Ferrovias: tudo o que existe, foi sonhado antes no “coração” de alguém

1.1.22
Ferrovias: tudo o que existe, foi sonhado antes no “coração” de alguém

Encontrei inspiração para essa reflexão ao iniciar a releitura de uma densa biografia de Steve Jobs, que provocou talvez a maior disrupção da humanidade desde que o homem é sapiens. Não tem Revolução Agrícola, não tem Revolução Industrial, nada que supere o que aconteceu no mundo a partir dos anos 80, elevando à categoria de “homo deus”, para usar uma classificação do historiador Yuval Harari, pelo menos dois personagens: Steve Jobs e Bill Gates.

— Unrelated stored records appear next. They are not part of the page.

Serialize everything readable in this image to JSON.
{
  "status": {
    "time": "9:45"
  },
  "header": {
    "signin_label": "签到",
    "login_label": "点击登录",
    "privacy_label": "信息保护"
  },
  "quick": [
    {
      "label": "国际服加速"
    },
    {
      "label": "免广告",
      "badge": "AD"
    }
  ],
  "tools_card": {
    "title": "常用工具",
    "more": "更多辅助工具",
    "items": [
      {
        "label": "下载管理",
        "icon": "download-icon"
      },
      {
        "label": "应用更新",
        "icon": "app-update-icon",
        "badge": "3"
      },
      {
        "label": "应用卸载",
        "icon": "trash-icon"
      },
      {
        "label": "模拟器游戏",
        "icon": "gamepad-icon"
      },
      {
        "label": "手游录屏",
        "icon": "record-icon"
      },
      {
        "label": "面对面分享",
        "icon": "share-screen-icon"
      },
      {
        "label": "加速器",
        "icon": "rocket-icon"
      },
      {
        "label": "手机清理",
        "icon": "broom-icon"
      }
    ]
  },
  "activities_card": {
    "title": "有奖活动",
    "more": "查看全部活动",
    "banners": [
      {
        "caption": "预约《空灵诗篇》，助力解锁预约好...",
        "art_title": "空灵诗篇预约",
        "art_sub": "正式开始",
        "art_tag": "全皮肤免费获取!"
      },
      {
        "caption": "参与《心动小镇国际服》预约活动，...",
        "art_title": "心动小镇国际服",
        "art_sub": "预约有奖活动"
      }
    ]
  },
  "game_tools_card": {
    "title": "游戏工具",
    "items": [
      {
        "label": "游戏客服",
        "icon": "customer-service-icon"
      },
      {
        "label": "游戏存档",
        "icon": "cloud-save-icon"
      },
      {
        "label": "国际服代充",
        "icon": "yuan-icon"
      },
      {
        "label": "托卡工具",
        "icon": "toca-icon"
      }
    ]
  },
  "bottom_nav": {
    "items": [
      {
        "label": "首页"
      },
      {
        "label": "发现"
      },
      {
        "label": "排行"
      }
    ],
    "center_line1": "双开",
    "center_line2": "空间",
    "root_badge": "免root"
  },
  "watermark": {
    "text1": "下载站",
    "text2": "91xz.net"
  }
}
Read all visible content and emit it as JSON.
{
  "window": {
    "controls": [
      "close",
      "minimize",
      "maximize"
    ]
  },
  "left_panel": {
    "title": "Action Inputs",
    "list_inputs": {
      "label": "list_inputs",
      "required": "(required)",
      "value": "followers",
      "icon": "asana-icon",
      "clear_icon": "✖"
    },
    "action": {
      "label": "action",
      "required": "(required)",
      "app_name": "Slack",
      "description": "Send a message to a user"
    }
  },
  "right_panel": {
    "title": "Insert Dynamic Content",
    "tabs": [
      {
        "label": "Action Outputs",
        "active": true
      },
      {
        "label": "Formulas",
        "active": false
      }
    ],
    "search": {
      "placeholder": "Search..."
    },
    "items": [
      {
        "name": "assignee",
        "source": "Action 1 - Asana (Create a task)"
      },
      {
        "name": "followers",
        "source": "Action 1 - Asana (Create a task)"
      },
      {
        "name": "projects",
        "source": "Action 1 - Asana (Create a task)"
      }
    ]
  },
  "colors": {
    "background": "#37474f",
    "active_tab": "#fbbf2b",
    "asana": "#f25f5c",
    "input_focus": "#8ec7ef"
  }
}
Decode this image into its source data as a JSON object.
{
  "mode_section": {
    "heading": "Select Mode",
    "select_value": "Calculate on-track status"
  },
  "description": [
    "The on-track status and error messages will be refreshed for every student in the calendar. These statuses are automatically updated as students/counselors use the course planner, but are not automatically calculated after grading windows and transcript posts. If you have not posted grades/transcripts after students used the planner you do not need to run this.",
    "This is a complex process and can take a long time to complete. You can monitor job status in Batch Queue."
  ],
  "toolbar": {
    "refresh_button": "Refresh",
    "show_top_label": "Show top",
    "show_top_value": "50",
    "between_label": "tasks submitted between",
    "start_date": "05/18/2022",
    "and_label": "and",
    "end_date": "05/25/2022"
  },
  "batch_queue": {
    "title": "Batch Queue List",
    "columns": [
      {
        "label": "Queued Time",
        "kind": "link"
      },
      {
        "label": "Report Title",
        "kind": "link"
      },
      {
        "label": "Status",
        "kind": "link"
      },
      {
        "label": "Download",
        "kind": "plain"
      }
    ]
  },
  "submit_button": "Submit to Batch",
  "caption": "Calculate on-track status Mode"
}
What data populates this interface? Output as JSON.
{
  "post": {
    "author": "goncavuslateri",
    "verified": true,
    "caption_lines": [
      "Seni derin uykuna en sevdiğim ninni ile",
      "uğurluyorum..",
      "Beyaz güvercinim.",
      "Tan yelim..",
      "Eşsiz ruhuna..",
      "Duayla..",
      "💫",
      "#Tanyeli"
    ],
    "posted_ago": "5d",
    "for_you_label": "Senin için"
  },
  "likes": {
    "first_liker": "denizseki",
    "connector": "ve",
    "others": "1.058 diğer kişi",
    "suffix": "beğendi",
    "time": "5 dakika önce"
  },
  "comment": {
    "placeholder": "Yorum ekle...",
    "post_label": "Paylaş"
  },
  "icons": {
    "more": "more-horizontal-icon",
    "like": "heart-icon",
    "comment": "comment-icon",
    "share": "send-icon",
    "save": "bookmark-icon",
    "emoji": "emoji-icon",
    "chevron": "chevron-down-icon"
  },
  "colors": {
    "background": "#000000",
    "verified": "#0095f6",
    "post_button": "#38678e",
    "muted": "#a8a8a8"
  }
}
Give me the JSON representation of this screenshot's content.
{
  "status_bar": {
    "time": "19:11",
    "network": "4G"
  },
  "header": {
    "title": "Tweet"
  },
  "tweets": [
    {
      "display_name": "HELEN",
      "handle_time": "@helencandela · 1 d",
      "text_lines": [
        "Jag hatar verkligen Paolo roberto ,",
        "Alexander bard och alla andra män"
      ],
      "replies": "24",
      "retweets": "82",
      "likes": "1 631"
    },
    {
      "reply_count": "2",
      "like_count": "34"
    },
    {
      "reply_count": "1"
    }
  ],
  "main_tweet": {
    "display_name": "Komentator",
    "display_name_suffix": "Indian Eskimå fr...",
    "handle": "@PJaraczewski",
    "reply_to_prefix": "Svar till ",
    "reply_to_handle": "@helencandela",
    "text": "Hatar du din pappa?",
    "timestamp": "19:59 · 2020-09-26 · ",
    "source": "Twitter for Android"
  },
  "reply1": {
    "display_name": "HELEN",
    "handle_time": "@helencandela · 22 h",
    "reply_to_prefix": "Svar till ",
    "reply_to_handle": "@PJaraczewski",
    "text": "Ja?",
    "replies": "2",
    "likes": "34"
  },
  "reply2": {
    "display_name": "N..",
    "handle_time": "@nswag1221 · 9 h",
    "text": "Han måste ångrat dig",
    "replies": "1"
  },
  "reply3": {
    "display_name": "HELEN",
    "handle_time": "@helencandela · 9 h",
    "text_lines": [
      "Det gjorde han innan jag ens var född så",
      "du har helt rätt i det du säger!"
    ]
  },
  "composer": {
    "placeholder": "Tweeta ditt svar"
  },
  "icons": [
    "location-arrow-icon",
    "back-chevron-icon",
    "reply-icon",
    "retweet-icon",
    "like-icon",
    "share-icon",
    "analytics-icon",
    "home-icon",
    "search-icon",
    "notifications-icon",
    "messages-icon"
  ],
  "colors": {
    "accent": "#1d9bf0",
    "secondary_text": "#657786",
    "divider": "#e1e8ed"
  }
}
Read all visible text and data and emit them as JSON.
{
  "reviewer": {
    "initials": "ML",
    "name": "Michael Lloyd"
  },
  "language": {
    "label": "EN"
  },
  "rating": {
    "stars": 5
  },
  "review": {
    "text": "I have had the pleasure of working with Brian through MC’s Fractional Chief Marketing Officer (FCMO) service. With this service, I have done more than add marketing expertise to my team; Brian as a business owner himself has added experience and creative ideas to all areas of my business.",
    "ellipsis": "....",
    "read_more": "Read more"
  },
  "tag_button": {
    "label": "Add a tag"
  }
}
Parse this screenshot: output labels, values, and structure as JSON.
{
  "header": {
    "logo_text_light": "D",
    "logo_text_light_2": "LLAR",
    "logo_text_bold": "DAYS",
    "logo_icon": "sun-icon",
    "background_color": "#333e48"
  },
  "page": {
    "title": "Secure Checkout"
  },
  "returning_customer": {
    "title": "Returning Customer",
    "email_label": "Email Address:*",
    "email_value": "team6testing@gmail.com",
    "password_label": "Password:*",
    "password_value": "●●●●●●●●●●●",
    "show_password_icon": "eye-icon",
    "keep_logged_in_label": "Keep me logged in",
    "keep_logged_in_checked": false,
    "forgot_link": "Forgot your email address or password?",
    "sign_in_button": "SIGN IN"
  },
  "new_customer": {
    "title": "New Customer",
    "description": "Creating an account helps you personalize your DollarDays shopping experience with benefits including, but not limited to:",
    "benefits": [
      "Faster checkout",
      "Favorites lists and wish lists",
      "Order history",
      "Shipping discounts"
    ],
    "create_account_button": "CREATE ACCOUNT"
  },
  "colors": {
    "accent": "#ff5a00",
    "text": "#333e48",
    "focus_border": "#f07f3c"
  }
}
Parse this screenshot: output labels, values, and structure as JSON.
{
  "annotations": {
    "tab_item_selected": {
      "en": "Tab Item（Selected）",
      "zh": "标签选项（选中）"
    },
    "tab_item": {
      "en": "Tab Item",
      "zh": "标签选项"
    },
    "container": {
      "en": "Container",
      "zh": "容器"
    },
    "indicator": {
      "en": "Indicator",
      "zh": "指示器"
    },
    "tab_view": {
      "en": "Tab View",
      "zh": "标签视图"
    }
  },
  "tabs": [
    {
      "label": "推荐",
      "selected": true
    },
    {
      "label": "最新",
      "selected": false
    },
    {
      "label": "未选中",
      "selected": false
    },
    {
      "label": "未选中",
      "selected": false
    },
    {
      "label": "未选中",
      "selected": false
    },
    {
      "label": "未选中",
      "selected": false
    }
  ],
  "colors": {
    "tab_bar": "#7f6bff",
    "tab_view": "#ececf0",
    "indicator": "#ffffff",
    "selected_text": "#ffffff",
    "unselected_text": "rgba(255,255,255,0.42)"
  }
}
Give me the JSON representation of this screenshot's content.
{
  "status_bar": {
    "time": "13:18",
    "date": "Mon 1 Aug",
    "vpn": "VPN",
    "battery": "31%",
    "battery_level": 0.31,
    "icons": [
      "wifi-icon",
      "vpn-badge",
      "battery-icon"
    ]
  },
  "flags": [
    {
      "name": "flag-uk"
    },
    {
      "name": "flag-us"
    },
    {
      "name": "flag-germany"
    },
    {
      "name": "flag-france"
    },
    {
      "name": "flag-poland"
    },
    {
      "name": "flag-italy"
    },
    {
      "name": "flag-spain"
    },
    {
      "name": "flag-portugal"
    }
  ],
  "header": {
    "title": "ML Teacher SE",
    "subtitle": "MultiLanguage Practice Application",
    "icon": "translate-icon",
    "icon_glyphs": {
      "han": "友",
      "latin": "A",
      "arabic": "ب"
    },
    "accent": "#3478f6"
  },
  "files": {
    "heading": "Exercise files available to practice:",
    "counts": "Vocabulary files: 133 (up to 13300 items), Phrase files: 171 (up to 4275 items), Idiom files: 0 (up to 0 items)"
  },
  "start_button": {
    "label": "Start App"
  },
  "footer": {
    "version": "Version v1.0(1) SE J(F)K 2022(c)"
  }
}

Steve Jobs, filho adotado, entre sentimentos de abandono e de ser especial, começou sua disrupção ainda criança, quando chegou à escola alfabetizado pela mãe e não se adequou ao modelo de educação que lhe era oferecida, por isso passou a ser o que se pode chamar de aluno-problema. Sua notável inteligência fez a escola propor aos pais, ao final do período básico, após a aplicação de um exame cognitivo, que ele avançasse três anos na escola.


Os pais aceitaram a ideia, mas somente com o avanço de um ano, já o suficiente para que Steve aumentasse sua inadequação entre colegas mais velhos. Foi salvo por uma atenta professora, que percebeu sua “especialidade” e o desafiou com uma série de testes de matemática muito além daquilo que a turma fazia, e ante sua resistência inicial, “corrompeu-lhe” com a oferta de um pirulito gigante colorido e mais 5 dólares se acertasse a maioria das questões.


Steve lacrou, ganhou o prometido e passou a fazer esses testes da professora não mais para ganhar pirulitos e dólares, mas para satisfazê-la. E foi assim que a mestra se tornou uma de suas referências na vida.


Comentar isso é fundamental para introduzir o tema, haja vista que, morando na região onde estava instalada a Nasa e os aparelhos militares que gravitavam em torno dela, nas cercanias de Palo Alto, onde está a famosa Universidade de Stanford, na Califórnia, Steve juntou a fome com a vontade de comer. Como dizia Vinicius de Moraes, o operário faz a coisa e a coisa faz o operário. Infeliz de quem não reconhece isso. O homem faz o meio e é por ele feito.


Minhas leituras de Psicologia do Sucesso, a que dediquei, até agora, um terço mais recente de minha vida, permitem-me afirmar que tudo o que existe foi antes “projetado” na mente de um sonhador. Pessoas desconformes mudam o mundo, os acomodados não mudam nada. Fique atento da próxima vez que seu filho demonstrar rebeldia, principalmente na mais tenra idade. A mente dele está se desenvolvendo.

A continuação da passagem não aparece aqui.